Landlords bag housing WOF
A landlord group stands by its call for heating vouchers and insulation incentives instead of the rental housing "WOF" being proposed by a group of councils.
Five major councils have released the results of their field trials of a housing "warrant of fitness," which included insulation, lighting, and health and safety.
Nearly all the 144 houses assessed in Auckland, Christchurch, Wellington, Dunedin and Tauranga failed at least one of the 31 requirements on the checklist.
But the WOF steering group said this was not unexpected and many of the failures were minor.
"They only failed on minor things like their hot water was too hot or they didn't have a lightbulb which was working," said steering group spokesperson Julie Bennett.
The steering group would meet in three weeks to get feedback from the councils and discuss how the WOF might be fine-tuned for national use, Bennett said.
There was no talk yet of making the WOF mandatory, she said.
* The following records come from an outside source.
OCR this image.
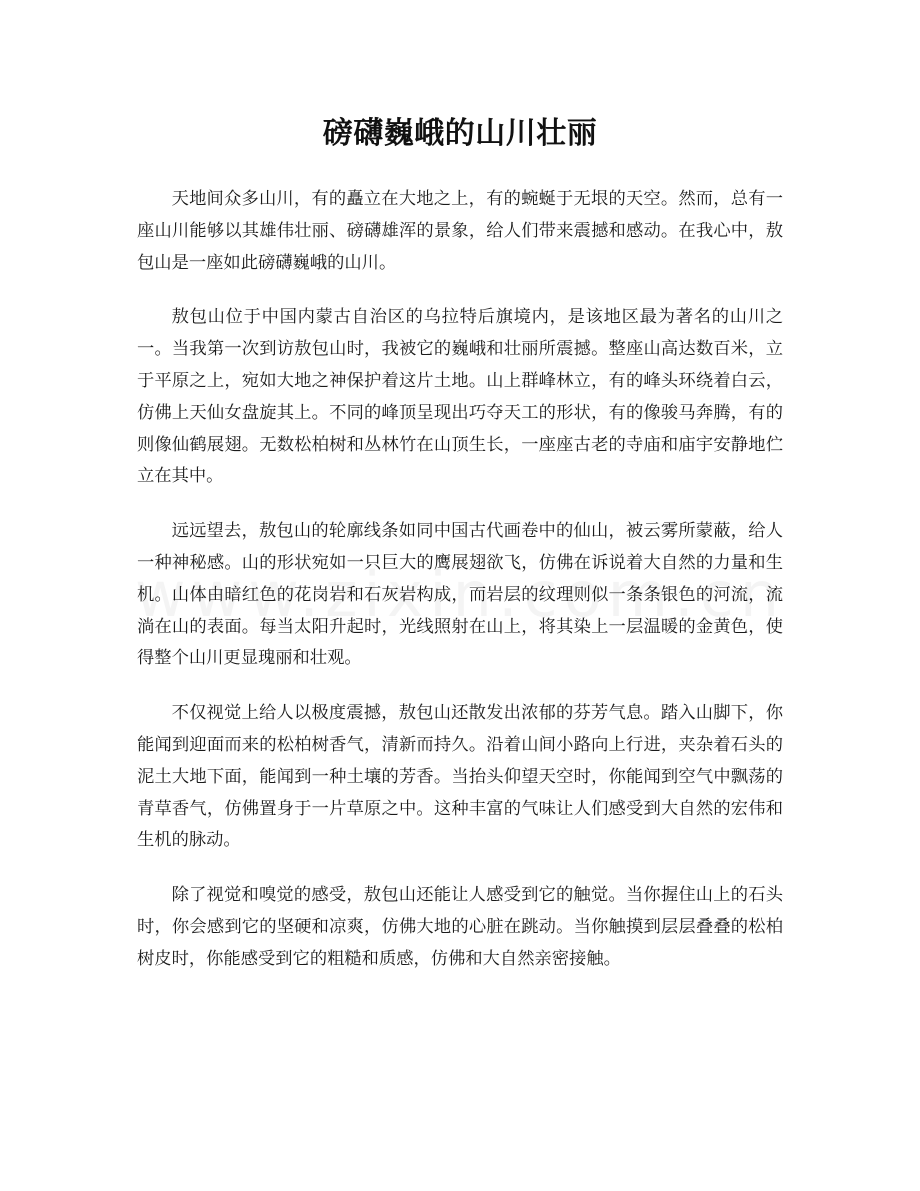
磅礴巍峨的山川壮丽

天地间众多山川，有的矗立在大地之上，有的蜿蜒于无垠的天空。然而，总有一座山川能够以其雄伟壮丽、磅礴雄浑的景象，给人们带来震撼和感动。在我心中，敖包山是一座如此磅礴巍峨的山川。

敖包山位于中国内蒙古自治区的乌拉特后旗境内，是该地区最为著名的山川之一。当我第一次到访敖包山时，我被它的巍峨和壮丽所震撼。整座山高达数百米，立于平原之上，宛如大地之神保护着这片土地。山上群峰林立，有的峰头环绕着白云，仿佛上天仙女盘旋其上。不同的峰顶呈现出巧夺天工的形状，有的像骏马奔腾，有的则像仙鹤展翅。无数松柏树和丛林竹在山顶生长，一座座古老的寺庙和庙宇安静地伫立在其中。

远远望去，敖包山的轮廓线条如同中国古代画卷中的仙山，被云雾所蒙蔽，给人一种神秘感。山的形状宛如一只巨大的鹰展翅欲飞，仿佛在诉说着大自然的力量和生机。山体由暗红色的花岗岩和石灰岩构成，而岩层的纹理则似一条条银色的河流，流淌在山的表面。每当太阳升起时，光线照射在山上，将其染上一层温暖的金黄色，使得整个山川更显瑰丽和壮观。

不仅视觉上给人以极度震撼，敖包山还散发出浓郁的芬芳气息。踏入山脚下，你能闻到迎面而来的松柏树香气，清新而持久。沿着山间小路向上行进，夹杂着石头的泥土大地下面，能闻到一种土壤的芳香。当抬头仰望天空时，你能闻到空气中飘荡的青草香气，仿佛置身于一片草原之中。这种丰富的气味让人们感受到大自然的宏伟和生机的脉动。

除了视觉和嗅觉的感受，敖包山还能让人感受到它的触觉。当你握住山上的石头时，你会感到它的坚硬和凉爽，仿佛大地的心脏在跳动。当你触摸到层层叠叠的松柏树皮时，你能感受到它的粗糙和质感，仿佛和大自然亲密接触。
"It is only a minimum standard, it's not double glazing and ventilation systems, and while there is a cost involved there's also hopefully going to be a reduction in healthcare costs."
Some of the requirements of the checklist did raise concerns with landlords including the need for compliant balustrades and handrails, and fixed heating such as heatpumps or woodburners.
Another requirement, for security stays on windows, has since been dropped.
Houses were also checked for both ceiling and underfloor insulation, where it was possible.
Twenty per cent of the houses in the field trial failed on both counts and 29 per cent did not have ceiling insulation up to the current building code.
Bennett agreed it would be difficult to compel landlords to insulate if they had not responded to Government grants.
"Ideally, I think it's going to need central government support."
Andrew King, president of the New Zealand Property Investor Federation, said the federation was very positive about insulation but said it was of no help if people were too poor to heat their houses.
He believed there were more effective ways to keep houses warm, including heating vouchers and tax deductions on insulation.
Landlords he'd spoken to were worried the WOF would be expensive, unnecessary and that they would almost certainly lead to rent rises.
"The biggest concern is that things are going to be added over time," he said.
Most of the matters raised in the WOFs were covered with other legislation, such as health and safety and the building code. One of the requirements was to have a working toilet.
"What tenant is going to rent a house without a working toilet?"
Bennett said WOF inspections were still expected to cost about $200 but two of the things that needed to be discussed was how often the assessments should happen and whether there would be enough assessors. Leigh Featherstone, director of the Green Building Council's Homestar rating programme, said he was unsurprised by the field trial's failure rate and the group now had a "good handle" on what worked.
"We probably put more criteria into the assessment than we're actually going to go forward with, and the reason for that is, you have to select the ones that are going to be the most effective and practical to implement."
However, he took a dim view of those who said ceiling and underfloor insulation would be too hard to impose on the country's 400,000 or so rental houses.
"Landlords are taking rents and they should be providing a home that's fit for purpose to live in. And I think there's no doubt about it, the general standard we expect now is that a home is well insulated."